We all know and love the holy trinity of dating apps: Bumble, Tinder, and Hinge. But these apps require conversation, and conversation blows. Imagine a local underground organization of like minded individuals you can go to with all your freshmen-in-college pent up and unexpressed sexual desires.
Here’s how it works. Both members and potential clients sign up with us, the home team, and create a three to seven picture profile. The only catch is that signing up as a client makes your profile visible to all members, but for a member profile to become available to a client, that member first has to like the potential client’s profile, thus approving their ability to bid on a quick make-out session in a neutral location.

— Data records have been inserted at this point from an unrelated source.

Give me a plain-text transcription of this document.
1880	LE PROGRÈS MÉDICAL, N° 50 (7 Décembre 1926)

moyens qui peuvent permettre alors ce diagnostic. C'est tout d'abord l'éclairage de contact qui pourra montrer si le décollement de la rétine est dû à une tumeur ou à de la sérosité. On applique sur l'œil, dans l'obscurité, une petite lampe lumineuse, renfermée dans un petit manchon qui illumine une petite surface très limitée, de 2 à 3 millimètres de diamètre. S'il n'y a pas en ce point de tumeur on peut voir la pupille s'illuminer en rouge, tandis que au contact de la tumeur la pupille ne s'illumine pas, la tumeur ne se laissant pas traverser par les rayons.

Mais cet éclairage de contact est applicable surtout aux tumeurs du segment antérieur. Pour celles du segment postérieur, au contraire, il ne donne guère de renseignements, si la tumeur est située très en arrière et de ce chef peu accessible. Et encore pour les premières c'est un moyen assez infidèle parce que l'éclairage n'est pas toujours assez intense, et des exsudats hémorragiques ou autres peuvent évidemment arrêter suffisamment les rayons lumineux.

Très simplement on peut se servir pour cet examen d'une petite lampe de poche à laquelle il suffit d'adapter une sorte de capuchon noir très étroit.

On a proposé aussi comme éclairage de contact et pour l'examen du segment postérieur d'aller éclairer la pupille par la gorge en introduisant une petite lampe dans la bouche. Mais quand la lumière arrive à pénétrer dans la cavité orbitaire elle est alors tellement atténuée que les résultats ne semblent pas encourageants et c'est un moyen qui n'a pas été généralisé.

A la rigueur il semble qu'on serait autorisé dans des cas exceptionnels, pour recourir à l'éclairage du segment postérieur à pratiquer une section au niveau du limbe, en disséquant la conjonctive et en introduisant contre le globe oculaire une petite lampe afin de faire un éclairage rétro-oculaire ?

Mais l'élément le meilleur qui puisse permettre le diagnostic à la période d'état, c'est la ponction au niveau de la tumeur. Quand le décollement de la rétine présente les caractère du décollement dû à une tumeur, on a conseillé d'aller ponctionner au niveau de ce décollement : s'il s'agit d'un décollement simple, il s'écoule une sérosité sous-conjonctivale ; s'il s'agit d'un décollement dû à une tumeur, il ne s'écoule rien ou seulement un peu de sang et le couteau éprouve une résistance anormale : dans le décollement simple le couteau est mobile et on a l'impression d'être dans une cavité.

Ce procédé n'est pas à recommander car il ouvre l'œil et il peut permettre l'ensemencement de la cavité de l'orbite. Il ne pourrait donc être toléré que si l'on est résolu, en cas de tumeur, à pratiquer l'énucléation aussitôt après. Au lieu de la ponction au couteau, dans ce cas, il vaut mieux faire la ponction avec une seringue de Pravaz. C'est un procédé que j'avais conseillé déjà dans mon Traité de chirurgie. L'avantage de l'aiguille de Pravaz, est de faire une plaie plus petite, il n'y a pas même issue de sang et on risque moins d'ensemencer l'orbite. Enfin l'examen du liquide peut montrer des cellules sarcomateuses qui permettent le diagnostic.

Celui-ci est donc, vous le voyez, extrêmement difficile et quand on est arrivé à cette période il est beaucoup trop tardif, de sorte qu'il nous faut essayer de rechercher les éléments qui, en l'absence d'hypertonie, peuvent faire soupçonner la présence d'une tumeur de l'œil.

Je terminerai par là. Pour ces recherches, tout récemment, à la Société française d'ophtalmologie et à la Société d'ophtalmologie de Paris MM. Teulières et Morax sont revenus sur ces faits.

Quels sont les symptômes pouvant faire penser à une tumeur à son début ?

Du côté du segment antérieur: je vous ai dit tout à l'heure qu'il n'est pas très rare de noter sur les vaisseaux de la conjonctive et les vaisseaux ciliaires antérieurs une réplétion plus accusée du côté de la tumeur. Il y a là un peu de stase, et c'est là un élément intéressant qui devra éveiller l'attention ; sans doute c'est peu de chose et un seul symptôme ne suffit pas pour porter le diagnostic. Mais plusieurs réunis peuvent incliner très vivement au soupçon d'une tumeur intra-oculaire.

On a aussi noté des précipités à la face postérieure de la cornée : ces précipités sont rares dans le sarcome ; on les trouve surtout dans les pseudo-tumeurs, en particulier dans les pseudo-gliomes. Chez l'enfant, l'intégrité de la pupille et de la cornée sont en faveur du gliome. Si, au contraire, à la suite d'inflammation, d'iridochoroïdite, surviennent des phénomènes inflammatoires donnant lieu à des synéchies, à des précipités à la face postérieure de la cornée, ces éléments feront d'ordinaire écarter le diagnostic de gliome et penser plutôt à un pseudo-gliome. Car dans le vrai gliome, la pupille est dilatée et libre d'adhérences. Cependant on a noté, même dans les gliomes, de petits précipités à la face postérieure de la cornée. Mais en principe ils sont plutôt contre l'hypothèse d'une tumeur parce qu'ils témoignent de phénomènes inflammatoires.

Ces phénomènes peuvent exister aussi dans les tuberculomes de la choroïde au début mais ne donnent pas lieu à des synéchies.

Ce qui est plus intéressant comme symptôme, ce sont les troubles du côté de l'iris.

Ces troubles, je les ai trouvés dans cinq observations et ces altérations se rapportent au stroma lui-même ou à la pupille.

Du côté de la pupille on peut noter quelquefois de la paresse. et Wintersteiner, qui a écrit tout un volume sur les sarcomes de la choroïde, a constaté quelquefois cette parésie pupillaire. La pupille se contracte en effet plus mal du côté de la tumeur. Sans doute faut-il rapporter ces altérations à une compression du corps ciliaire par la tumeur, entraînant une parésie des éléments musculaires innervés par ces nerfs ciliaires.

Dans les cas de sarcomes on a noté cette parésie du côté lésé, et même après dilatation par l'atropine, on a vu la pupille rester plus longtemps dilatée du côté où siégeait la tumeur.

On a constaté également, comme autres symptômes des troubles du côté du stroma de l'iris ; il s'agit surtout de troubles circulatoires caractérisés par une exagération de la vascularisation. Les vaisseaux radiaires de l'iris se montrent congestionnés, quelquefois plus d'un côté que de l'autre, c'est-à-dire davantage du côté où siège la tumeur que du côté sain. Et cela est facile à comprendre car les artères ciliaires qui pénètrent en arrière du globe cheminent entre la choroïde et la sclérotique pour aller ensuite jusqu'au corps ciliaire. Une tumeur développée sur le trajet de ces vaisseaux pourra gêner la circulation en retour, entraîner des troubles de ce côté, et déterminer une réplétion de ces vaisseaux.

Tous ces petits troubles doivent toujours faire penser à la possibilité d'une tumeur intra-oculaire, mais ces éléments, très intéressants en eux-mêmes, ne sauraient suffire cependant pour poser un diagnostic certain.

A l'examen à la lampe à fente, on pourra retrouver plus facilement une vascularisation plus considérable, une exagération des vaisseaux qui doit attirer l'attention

So, I’m a member. I registered, and now I’m scrolling through people who have come to our website looking for lust. There’s a solid four staring me down and I’m really pinched for money right now, so I hold my breath and approve them, making my profile visible to them. The next day, I log in again. Holy shit. This guy would pay $30 to make-out with me for thirty seconds? How bad could it be? I meet him at our soft prostitution offices and enter a half-furnished room with a bouncer standing outside in case things get rape-y or more than sixty seconds pass. He shuts his eyes and lean in. I do the same. The timer starts. Thirty seconds later, I’m thirty dollars richer. A dollar a second. That’s $3,600 dollars an hour, if you were wondering.
This one would really take off if it wasn’t so illegal. Such a shame.
If you live in Amsterdam (or do it anyway), let me know via Venmo or I’ll fly to you and do a human rights documentary on your operation and get it shut down faster than you can say “consent.” Bitch. Thanks.